Weekly Financial Market Review

Several moving parts behaved nicely last week, providing a lift to equity markets globally. Signing of the Phase 1 trade deal, senate approval of the USMCA, encouraging economic reports, and a good start to Q4 earnings season all fell on the positive side of the ledger. All major U.S. equity market indices marked new record highs during the week, while bonds and commodities lost a bit of ground.

Market Anecdotes

  • The U.S. and China trade deal changes the way disputes are settled. Rather than arbitration through international institutions (WTO), U.S. and China will negotiate directly leaving both sides the option of reinstating tariffs if not satisfied with the result.
  • China committed to purchase $200b of U.S. goods over the next two years and will develop an ‘action plan’ over the next month to address IP rights.
  • Chinese economic data released last week including industrial production, fixed asset investment, and retail sales suggest a recovery is underway.
  • Eurozone and U.S. ESI’s both in positive territory for the first time since April 2018.
  • The impeachment trial of POTUS got underway last week but the lack of market response suggests the Senate will not vote to convict.
  • Arbor Research says a Bloomberg article pointing to Fed’s ‘new QE’ as the driver behind the strong market rally since last fall is missing the obvious – the global growth slowdown is over.
  • The high yield market rally has arguably been more impressive than the equity market rally with 30 straight days of gains on a total return basis – there have been only 5 streaks over 25 days since 2000.
  • Percentage of S&P 500 stocks above the 50dma (82.2%) and 200dma (84.4%) are both near the highest readings since 2016. 23.9% of S&P 500 stocks closed as net new highs last week – another ST overbought indicator. The A/D line also set a new high on Friday.
  • The Wilshire 5000 Total Market Index is 155.4% of GDP, a metric that peaked at 140.7% at the end of the tech bubble in 2000.
  • There has been extra media focus on the top five stocks in the S&P 500 as they soak up 17.3% of total market cap, higher than the prior peak in 2000 (17%). However, the valuation difference is material (27.8x vs 56.8x) as is the P/E spread over market (5.5 vs 33.8).
  • 3Q flow of funds data show foreigners as the largest holder of U.S. treasuries (36%), monetary authorities were the next largest at 12.5%.

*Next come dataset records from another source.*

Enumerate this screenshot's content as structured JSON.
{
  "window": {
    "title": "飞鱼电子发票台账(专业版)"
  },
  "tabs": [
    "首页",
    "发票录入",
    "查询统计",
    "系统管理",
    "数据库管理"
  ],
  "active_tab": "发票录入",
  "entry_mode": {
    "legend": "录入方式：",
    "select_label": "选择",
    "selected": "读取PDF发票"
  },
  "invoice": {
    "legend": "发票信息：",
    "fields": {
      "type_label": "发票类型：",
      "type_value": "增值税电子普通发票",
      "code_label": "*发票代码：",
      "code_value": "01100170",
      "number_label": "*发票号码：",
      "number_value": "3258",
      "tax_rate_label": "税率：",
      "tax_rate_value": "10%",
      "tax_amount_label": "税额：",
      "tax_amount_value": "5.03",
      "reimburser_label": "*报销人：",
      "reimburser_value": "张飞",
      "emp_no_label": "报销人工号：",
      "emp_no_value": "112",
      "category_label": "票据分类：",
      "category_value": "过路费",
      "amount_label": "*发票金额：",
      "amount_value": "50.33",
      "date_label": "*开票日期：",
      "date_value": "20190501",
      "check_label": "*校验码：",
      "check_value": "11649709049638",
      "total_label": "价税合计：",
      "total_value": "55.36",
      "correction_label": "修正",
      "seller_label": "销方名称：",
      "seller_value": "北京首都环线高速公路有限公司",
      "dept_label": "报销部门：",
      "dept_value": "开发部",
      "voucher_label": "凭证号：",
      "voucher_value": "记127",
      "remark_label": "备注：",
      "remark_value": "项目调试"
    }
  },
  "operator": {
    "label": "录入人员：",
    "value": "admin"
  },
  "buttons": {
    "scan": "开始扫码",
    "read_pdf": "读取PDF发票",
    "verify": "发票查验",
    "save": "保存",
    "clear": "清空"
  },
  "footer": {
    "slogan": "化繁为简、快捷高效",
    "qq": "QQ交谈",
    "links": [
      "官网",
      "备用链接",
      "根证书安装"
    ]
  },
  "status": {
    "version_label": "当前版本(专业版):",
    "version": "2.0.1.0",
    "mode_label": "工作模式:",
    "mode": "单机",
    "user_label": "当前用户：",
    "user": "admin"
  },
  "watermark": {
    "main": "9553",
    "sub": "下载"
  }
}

Economic Release Highlights

  • December’s headline and core CPI both came in at a 2.3% annualized clip.
  • December’s headline and core PPI came in at 1.3% and 1.1% respectively.
  • December’s retail sales report provided a constructive view on consumer spending. Headline number rose 0.3% but all subcomponents beat expectations including both ex/autos (+0.7%) and the control group (+0.5%).
  • The January housing market index posted one of its strongest reads in 34 years at 75.
  • December’s housing starts (1.608M) and permits (1.416M) both came in strong.
  • UofM consumer sentiment reading for January (p) came in near consensus at 99.1, holding onto most of the 2.5-point jump higher in December.
  • December industrial production of -0.3% hit consensus but the manufacturing sub-component surprised on the upside (0.2%a vs -0.2%e).
  • November JOLTS report revealed notably fewer job openings than expected (6.8M-a vs 7.1M-e).
  • China grew 6% in 4Q and 6.1% over the course of 2019, its lowest annual growth rate since 1990 when the country’s birth rate plummeted to a record low.